One day, caught in a storm while he was out a sea, Peter sees Jesus walking on the water toward the storm-tossed boat he was in. Not really believing it was Jesus, he rushed to get out of the boat and to try walking on water toward him to check it out. Once out on the water, he looks down and sees how deep it is and looks around at how strong the wind was blowing. Realizing what he had done, he begins to drown. He cries out for help and has to be helped back into the boat. 


At another time, at the Last Supper, Jesus get up from table and begins to wash the feet of the apostles. When he gets to Peter, Peter resists. “No way, Jose! I won’t let you wash my feet!”  When Jesus tells him that if he doesn’t allow it, he can have not part what was to come. Peter quickly throws it in reverse and back-paddles. “Ok, then, wash my feet, my hands and my head while you’re at it!”  For Peter, “anything worth doing is worth over-doing!”


At yet another time, Jesus had just told his disciples that they must forgive one another.  When Jesus finishes speaking, imagining that another chance to impress Jesus had presented itself, good old Saint Peter springs into action. Peter knows well that the rabbis had always taught that people needed to forgive three times. Peter gets out his little mental adding machine and multiplies three by two and adds one for good measure. Then he asks his question while answering it at the same time. “How many times must we forgive? Seven times?” He obviously expected Jesus to say, “Wow, Peter, how generous of you! You are better than the best! Seven times is beyond the call of duty! It is even more than is required!” You can almost see his big eager grin slowly melt away when Jesus told him to forgive, not seven times, but seventy times seven times - that is, forgiving without counting the times. 
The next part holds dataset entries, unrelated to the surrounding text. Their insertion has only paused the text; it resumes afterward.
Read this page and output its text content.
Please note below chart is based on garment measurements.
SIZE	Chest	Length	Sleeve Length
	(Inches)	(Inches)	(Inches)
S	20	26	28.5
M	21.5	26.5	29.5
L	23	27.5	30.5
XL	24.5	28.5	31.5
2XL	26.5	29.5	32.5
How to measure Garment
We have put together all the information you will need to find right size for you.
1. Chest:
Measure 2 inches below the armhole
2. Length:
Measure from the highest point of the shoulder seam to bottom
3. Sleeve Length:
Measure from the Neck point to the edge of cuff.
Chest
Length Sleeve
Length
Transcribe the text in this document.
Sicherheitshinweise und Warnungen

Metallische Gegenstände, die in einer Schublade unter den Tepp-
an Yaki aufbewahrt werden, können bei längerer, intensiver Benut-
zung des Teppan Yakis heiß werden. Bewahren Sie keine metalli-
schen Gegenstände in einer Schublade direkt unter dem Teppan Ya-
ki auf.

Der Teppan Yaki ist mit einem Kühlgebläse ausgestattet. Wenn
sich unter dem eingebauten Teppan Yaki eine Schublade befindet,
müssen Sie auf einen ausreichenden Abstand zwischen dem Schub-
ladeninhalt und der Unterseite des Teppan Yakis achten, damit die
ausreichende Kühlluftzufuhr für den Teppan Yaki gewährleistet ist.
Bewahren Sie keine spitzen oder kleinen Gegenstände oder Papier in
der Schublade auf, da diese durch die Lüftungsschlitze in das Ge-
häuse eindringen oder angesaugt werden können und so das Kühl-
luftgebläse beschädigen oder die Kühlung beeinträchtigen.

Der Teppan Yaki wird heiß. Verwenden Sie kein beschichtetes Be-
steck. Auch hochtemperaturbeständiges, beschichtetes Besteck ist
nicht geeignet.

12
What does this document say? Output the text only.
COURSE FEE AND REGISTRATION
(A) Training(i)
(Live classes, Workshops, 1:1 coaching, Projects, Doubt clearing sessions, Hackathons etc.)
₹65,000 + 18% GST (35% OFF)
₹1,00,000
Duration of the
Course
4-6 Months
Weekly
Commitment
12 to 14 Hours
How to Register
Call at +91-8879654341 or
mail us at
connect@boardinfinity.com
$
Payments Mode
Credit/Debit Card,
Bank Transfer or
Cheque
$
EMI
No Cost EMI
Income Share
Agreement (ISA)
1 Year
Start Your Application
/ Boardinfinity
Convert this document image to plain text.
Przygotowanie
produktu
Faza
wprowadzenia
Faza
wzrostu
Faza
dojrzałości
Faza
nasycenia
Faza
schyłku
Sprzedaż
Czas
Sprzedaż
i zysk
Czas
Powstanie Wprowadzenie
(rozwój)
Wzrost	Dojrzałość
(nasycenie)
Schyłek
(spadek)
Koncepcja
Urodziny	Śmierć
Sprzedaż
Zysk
Still, in another story, after the resurrection, Jesus appeared to Peter and some of the others while they were fishing. Having caught nothing, they were about to give up. Jesus told them to lower their nets on the other side of the boat.  They caught so many fish that their nets were about to break. Then after the catch, Jesus asks for a couple of their fish to cook for breakfast on the grill he had set up on the beach. Good old Peter runs to the boat and drags the whole net to Jesus and dumps 153 fish at his feet! Again, with Peter, anything worth doing is worth overdoing! 


What was it about Peter that Jesus found so attractive? It certainly wasn’t his impressive list of successes. It was his willingness to get in there and try something new, to get in there and risk success in the face of possible failure, to keep coming back to the task and trying again and again. Peter was passionate about everything he tried. 


My friends, we can learn a lot from Saint Peter. God does not demand perfection of us, he simply wants a serious relationship, a passionate effort and heartfelt fidelity! No one’s relationship with Jesus was more enduring than Peter, the Apostle. No one tried harder than Peter, the Apostle. I am sure, when Saint Peter opens the gates of heaven for my friend Eddie Hardesty, he will burst into laughter and tease him a bit saying, “Come on in! I dare you! I double-dog dare you!” I hope, when Saint Peter opens the gates of heaven to people like me, he will say, “Ron, you weren’t perfect, but because you really tried, you are good enough for God! Come on in!”